Comparison and use of explainable machine learning-based survival models for heart failure patients.
Objective: Explainable machine learning (XAI) was introduced in this study to improve the interpretability, explainability and transparency of the modelling results. The survex package in R was used to interpret and compare two survival models - the Cox proportional hazards regression (coxph) model and the random survival forest (rfsrc) model - and to estimate overall survival (OS) and its determinants in heart failure (HF) patients using these models.
Methods: We selected 1159 HF patients hospitalised at the First Affiliated Hospital of Kunming Medical University. First, the performance of the two models was investigated using the C-index, the integrated C/D AUC, and the integrated Brier score. Second, a global explanation of the whole cohort was carried out using the time-dependent variable importance and the partial dependence survival profile. Finally, the SurvSHAP(t) and SurvLIME plots and the ceteris paribus survival profile were used to obtain a local explanation for each patient.

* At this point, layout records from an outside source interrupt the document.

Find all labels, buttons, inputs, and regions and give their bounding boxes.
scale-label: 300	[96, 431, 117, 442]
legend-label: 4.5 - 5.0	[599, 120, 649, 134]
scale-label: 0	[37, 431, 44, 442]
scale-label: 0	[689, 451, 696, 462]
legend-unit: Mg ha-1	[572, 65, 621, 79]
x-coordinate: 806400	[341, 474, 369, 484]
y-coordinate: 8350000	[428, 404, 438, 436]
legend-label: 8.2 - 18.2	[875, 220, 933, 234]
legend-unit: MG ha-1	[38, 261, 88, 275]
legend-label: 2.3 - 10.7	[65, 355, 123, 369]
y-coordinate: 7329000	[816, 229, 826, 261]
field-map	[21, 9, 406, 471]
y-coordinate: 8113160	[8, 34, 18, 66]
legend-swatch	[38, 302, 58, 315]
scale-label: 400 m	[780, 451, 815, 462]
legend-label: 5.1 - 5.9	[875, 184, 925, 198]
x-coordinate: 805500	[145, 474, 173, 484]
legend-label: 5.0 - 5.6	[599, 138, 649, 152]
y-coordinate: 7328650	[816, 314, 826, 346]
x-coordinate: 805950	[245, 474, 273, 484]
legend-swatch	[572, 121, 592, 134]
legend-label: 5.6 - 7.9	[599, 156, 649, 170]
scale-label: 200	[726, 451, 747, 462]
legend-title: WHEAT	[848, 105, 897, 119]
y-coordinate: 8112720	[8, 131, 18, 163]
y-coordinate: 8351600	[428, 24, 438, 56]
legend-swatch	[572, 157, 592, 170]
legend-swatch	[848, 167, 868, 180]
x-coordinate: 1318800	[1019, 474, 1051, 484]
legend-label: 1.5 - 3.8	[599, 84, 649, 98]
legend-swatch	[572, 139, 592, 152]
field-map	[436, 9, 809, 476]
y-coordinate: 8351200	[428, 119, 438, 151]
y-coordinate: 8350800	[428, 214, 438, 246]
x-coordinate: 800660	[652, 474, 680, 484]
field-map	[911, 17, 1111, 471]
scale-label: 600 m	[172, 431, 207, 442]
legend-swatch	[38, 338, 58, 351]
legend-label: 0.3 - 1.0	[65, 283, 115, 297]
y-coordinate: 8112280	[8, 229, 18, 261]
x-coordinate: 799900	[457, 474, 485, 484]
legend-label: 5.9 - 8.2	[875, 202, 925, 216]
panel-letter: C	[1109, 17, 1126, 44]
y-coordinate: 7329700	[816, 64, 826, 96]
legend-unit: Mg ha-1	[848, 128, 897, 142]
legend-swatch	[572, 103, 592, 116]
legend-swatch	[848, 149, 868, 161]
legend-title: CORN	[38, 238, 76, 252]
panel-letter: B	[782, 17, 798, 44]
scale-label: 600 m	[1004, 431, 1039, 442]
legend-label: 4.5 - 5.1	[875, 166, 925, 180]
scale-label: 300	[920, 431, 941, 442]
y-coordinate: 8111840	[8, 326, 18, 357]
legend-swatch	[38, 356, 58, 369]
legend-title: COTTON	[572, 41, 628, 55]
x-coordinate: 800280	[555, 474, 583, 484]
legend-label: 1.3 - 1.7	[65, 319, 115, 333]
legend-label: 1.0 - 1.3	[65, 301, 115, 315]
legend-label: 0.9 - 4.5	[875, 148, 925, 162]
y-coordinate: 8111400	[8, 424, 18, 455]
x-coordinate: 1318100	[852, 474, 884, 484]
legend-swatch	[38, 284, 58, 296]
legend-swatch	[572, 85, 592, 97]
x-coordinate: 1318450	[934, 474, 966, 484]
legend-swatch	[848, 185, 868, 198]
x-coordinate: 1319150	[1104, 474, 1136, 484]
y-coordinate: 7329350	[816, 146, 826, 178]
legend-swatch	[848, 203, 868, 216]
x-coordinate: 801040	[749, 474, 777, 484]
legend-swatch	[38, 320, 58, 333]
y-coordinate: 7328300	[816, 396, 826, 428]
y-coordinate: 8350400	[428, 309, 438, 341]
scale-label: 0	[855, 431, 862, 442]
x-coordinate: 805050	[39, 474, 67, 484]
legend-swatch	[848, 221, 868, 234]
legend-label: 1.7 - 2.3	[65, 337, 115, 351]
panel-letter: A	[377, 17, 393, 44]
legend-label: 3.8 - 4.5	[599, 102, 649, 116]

Results: By comparing the C-index, the C/D AUC, and the Brier score, this study showed that the model performance of rfsrc was better than coxph. The global explanation of the whole cohort suggests that the C-reactive protein, lg BNP (brain natriuretic peptide), estimated glomerular filtration rate, albumin, age and blood chloride were significant unfavourable predictors of OS in HF patients in both the cxoph and the rfsrc models. By including individual patients in the model, we can provide a local explanation for each patient, which guides the clinician in individualising the patient's treatment.
Conclusion: By comparison, we conclude that the model performance of rfsrc is better than that of coxph. These two predictive models, which address not only the whole population but also selected patients, can help clinicians personalise the treatment of each HF patient according to his or her specific situation.